January Market Analysis: Signs of a Cyclical Bottom
- bchisling
- Feb 10
- 2 min read
Is the GTA Market Finally Bottoming Out?
If you’ve been waiting for the GTA real estate market to hit rock bottom, the latest January 2026 stats suggest we’re either there, or very close to it.
On paper, the numbers look a bit rough: sales are down about 19% and average prices have dipped to roughly $973,000. But if you look past the headlines, you’ll see a market that isn't crashing it’s stabilizing. Here is why I think the worst is behind us:
1. Sellers aren't panicking
In a real market crash, people panic and flood the market with houses. We’re seeing the exact opposite. New listings actually dropped by over 13%. Sellers are basically saying, "If I can't get my price, I’m stayng put." This lack of new inventory creates a natural floor that prevents prices from falling much further.
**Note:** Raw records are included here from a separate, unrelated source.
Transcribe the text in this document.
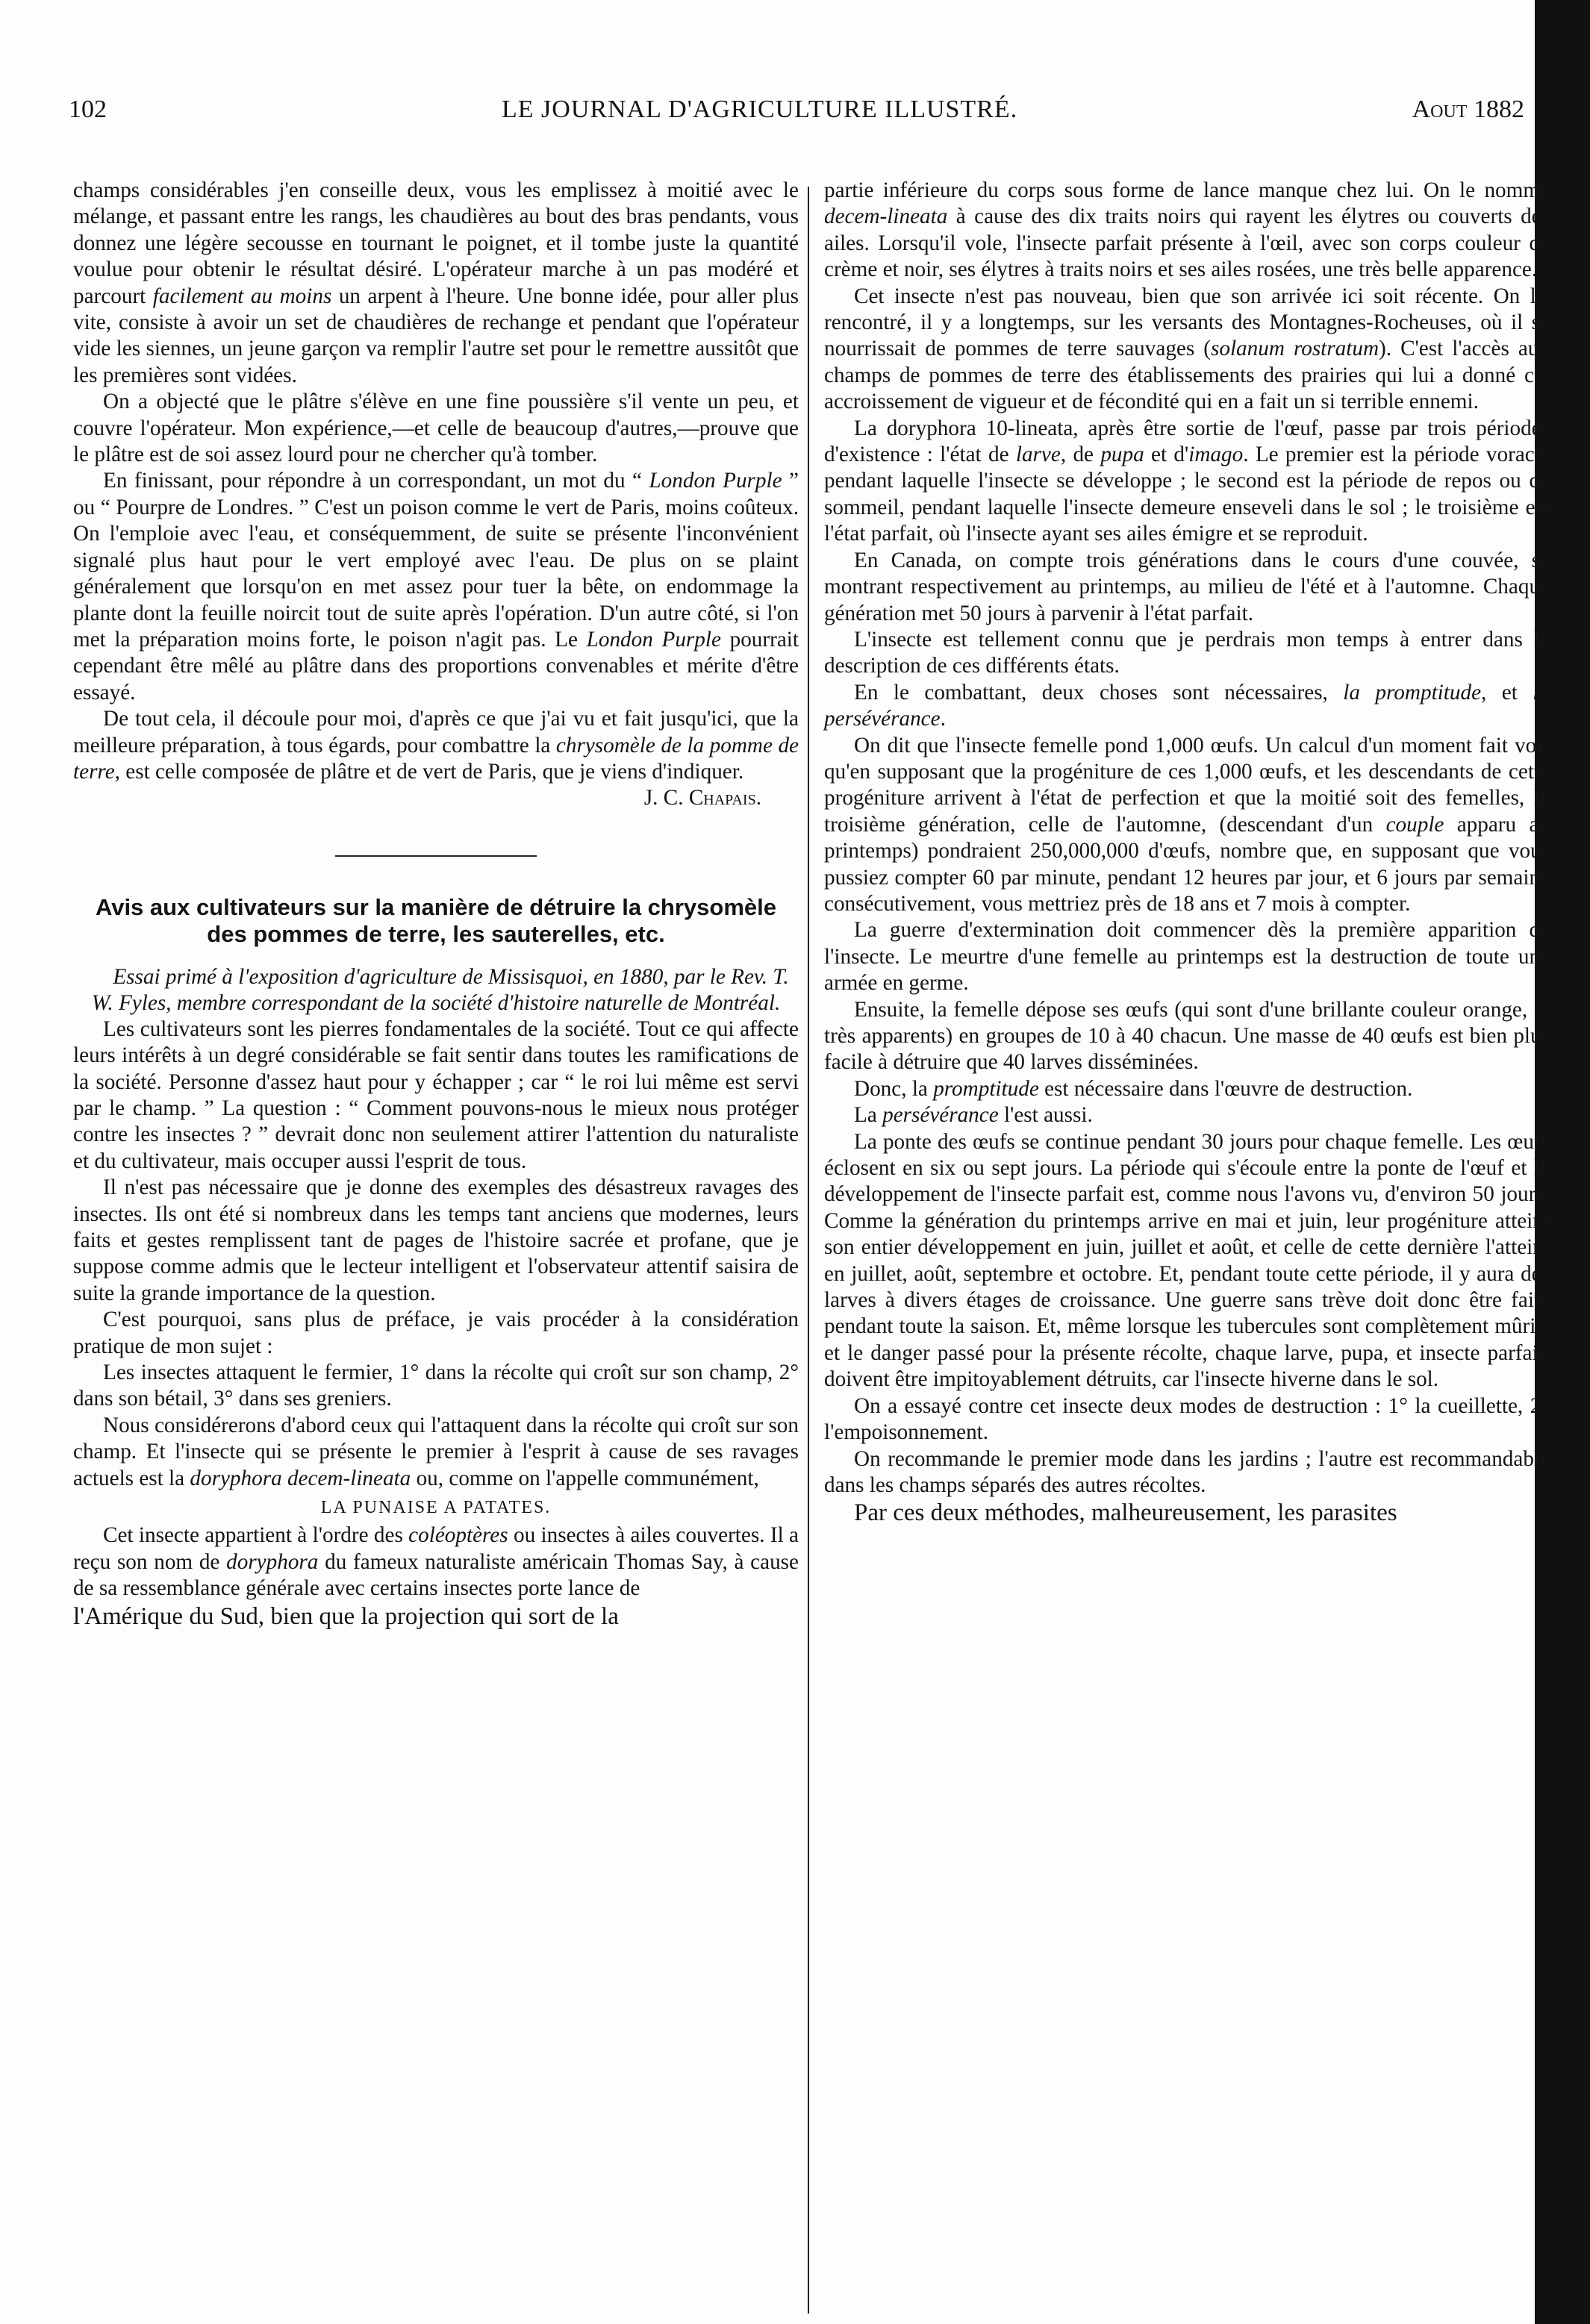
102	LE JOURNAL D'AGRICULTURE ILLUSTRÉ.	Aout 1882

champs considérables j'en conseille deux, vous les emplissez à moitié avec le mélange, et passant entre les rangs, les chaudières au bout des bras pendants, vous donnez une légère secousse en tournant le poignet, et il tombe juste la quantité voulue pour obtenir le résultat désiré. L'opérateur marche à un pas modéré et parcourt facilement au moins un arpent à l'heure. Une bonne idée, pour aller plus vite, consiste à avoir un set de chaudières de rechange et pendant que l'opérateur vide les siennes, un jeune garçon va remplir l'autre set pour le remettre aussitôt que les premières sont vidées.

On a objecté que le plâtre s'élève en une fine poussière s'il vente un peu, et couvre l'opérateur. Mon expérience,—et celle de beaucoup d'autres,—prouve que le plâtre est de soi assez lourd pour ne chercher qu'à tomber.

En finissant, pour répondre à un correspondant, un mot du “ London Purple ” ou “ Pourpre de Londres. ” C'est un poison comme le vert de Paris, moins coûteux. On l'emploie avec l'eau, et conséquemment, de suite se présente l'inconvénient signalé plus haut pour le vert employé avec l'eau. De plus on se plaint généralement que lorsqu'on en met assez pour tuer la bête, on endommage la plante dont la feuille noircit tout de suite après l'opération. D'un autre côté, si l'on met la préparation moins forte, le poison n'agit pas. Le London Purple pourrait cependant être mêlé au plâtre dans des proportions convenables et mérite d'être essayé.

De tout cela, il découle pour moi, d'après ce que j'ai vu et fait jusqu'ici, que la meilleure préparation, à tous égards, pour combattre la chrysomèle de la pomme de terre, est celle composée de plâtre et de vert de Paris, que je viens d'indiquer.

J. C. Chapais.

Avis aux cultivateurs sur la manière de détruire la chrysomèle des pommes de terre, les sauterelles, etc.

Essai primé à l'exposition d'agriculture de Missisquoi, en 1880, par le Rev. T. W. Fyles, membre correspondant de la société d'histoire naturelle de Montréal.

Les cultivateurs sont les pierres fondamentales de la société. Tout ce qui affecte leurs intérêts à un degré considérable se fait sentir dans toutes les ramifications de la société. Personne d'assez haut pour y échapper ; car “ le roi lui même est servi par le champ. ” La question : “ Comment pouvons-nous le mieux nous protéger contre les insectes ? ” devrait donc non seulement attirer l'attention du naturaliste et du cultivateur, mais occuper aussi l'esprit de tous.

Il n'est pas nécessaire que je donne des exemples des désastreux ravages des insectes. Ils ont été si nombreux dans les temps tant anciens que modernes, leurs faits et gestes remplissent tant de pages de l'histoire sacrée et profane, que je suppose comme admis que le lecteur intelligent et l'observateur attentif saisira de suite la grande importance de la question.

C'est pourquoi, sans plus de préface, je vais procéder à la considération pratique de mon sujet :

Les insectes attaquent le fermier, 1° dans la récolte qui croît sur son champ, 2° dans son bétail, 3° dans ses greniers.

Nous considérerons d'abord ceux qui l'attaquent dans la récolte qui croît sur son champ. Et l'insecte qui se présente le premier à l'esprit à cause de ses ravages actuels est la doryphora decem-lineata ou, comme on l'appelle communément,

LA PUNAISE A PATATES.

Cet insecte appartient à l'ordre des coléoptères ou insectes à ailes couvertes. Il a reçu son nom de doryphora du fameux naturaliste américain Thomas Say, à cause de sa ressemblance générale avec certains insectes porte lance de

l'Amérique du Sud, bien que la projection qui sort de la

partie inférieure du corps sous forme de lance manque chez lui. On le nomme decem-lineata à cause des dix traits noirs qui rayent les élytres ou couverts des ailes. Lorsqu'il vole, l'insecte parfait présente à l'œil, avec son corps couleur de crème et noir, ses élytres à traits noirs et ses ailes rosées, une très belle apparence.

Cet insecte n'est pas nouveau, bien que son arrivée ici soit récente. On l'a rencontré, il y a longtemps, sur les versants des Montagnes-Rocheuses, où il se nourrissait de pommes de terre sauvages (solanum rostratum). C'est l'accès aux champs de pommes de terre des établissements des prairies qui lui a donné cet accroissement de vigueur et de fécondité qui en a fait un si terrible ennemi.

La doryphora 10-lineata, après être sortie de l'œuf, passe par trois périodes d'existence : l'état de larve, de pupa et d'imago. Le premier est la période vorace, pendant laquelle l'insecte se développe ; le second est la période de repos ou de sommeil, pendant laquelle l'insecte demeure enseveli dans le sol ; le troisième est l'état parfait, où l'insecte ayant ses ailes émigre et se reproduit.

En Canada, on compte trois générations dans le cours d'une couvée, se montrant respectivement au printemps, au milieu de l'été et à l'automne. Chaque génération met 50 jours à parvenir à l'état parfait.

L'insecte est tellement connu que je perdrais mon temps à entrer dans la description de ces différents états.

En le combattant, deux choses sont nécessaires, la promptitude, et la persévérance.

On dit que l'insecte femelle pond 1,000 œufs. Un calcul d'un moment fait voir qu'en supposant que la progéniture de ces 1,000 œufs, et les descendants de cette progéniture arrivent à l'état de perfection et que la moitié soit des femelles, la troisième génération, celle de l'automne, (descendant d'un couple apparu au printemps) pondraient 250,000,000 d'œufs, nombre que, en supposant que vous pussiez compter 60 par minute, pendant 12 heures par jour, et 6 jours par semaine consécutivement, vous mettriez près de 18 ans et 7 mois à compter.

La guerre d'extermination doit commencer dès la première apparition de l'insecte. Le meurtre d'une femelle au printemps est la destruction de toute une armée en germe.

Ensuite, la femelle dépose ses œufs (qui sont d'une brillante couleur orange, et très apparents) en groupes de 10 à 40 chacun. Une masse de 40 œufs est bien plus facile à détruire que 40 larves disséminées.

Donc, la promptitude est nécessaire dans l'œuvre de destruction.

La persévérance l'est aussi.

La ponte des œufs se continue pendant 30 jours pour chaque femelle. Les œufs éclosent en six ou sept jours. La période qui s'écoule entre la ponte de l'œuf et le développement de l'insecte parfait est, comme nous l'avons vu, d'environ 50 jours. Comme la génération du printemps arrive en mai et juin, leur progéniture atteint son entier développement en juin, juillet et août, et celle de cette dernière l'atteint en juillet, août, septembre et octobre. Et, pendant toute cette période, il y aura des larves à divers étages de croissance. Une guerre sans trève doit donc être faite pendant toute la saison. Et, même lorsque les tubercules sont complètement mûris, et le danger passé pour la présente récolte, chaque larve, pupa, et insecte parfait, doivent être impitoyablement détruits, car l'insecte hiverne dans le sol.

On a essayé contre cet insecte deux modes de destruction : 1° la cueillette, 2° l'empoisonnement.

On recommande le premier mode dans les jardins ; l'autre est recommandable dans les champs séparés des autres récoltes.

Par ces deux méthodes, malheureusement, les parasites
2. We’ve hit a psychological reset
For the first time in a long time, the benchmark price has dipped below the $1 million mark. Since the peak in March 2022, we’ve seen about a 32% total decline. In plain English: the "post-pandemic bubble" has officially popped. The fluff is gone, and prices have reset to a much more realistic level.
3. The "Stalemate" Phase
The broader economy is feeling the pinch, GDP is flat and manufacturing is slow. The Bank of Canada is expecting very slow growth for 2026. This means we aren't headed for a sudden spike in prices, but rather a "grinding adjustment." We’re entering a period where the market just flatlines and recalibrates.
The Bottom Line: For buyers, that "perfect window" to buy at the absolute low is likely open this Spring. Because sellers are pulling back, we aren't going to see a massive wave of cheap houses. Once the economy starts to breathe again, this inventory squeeze will likely push prices back up. Does this slowing volatility signal that the stalemate has begun?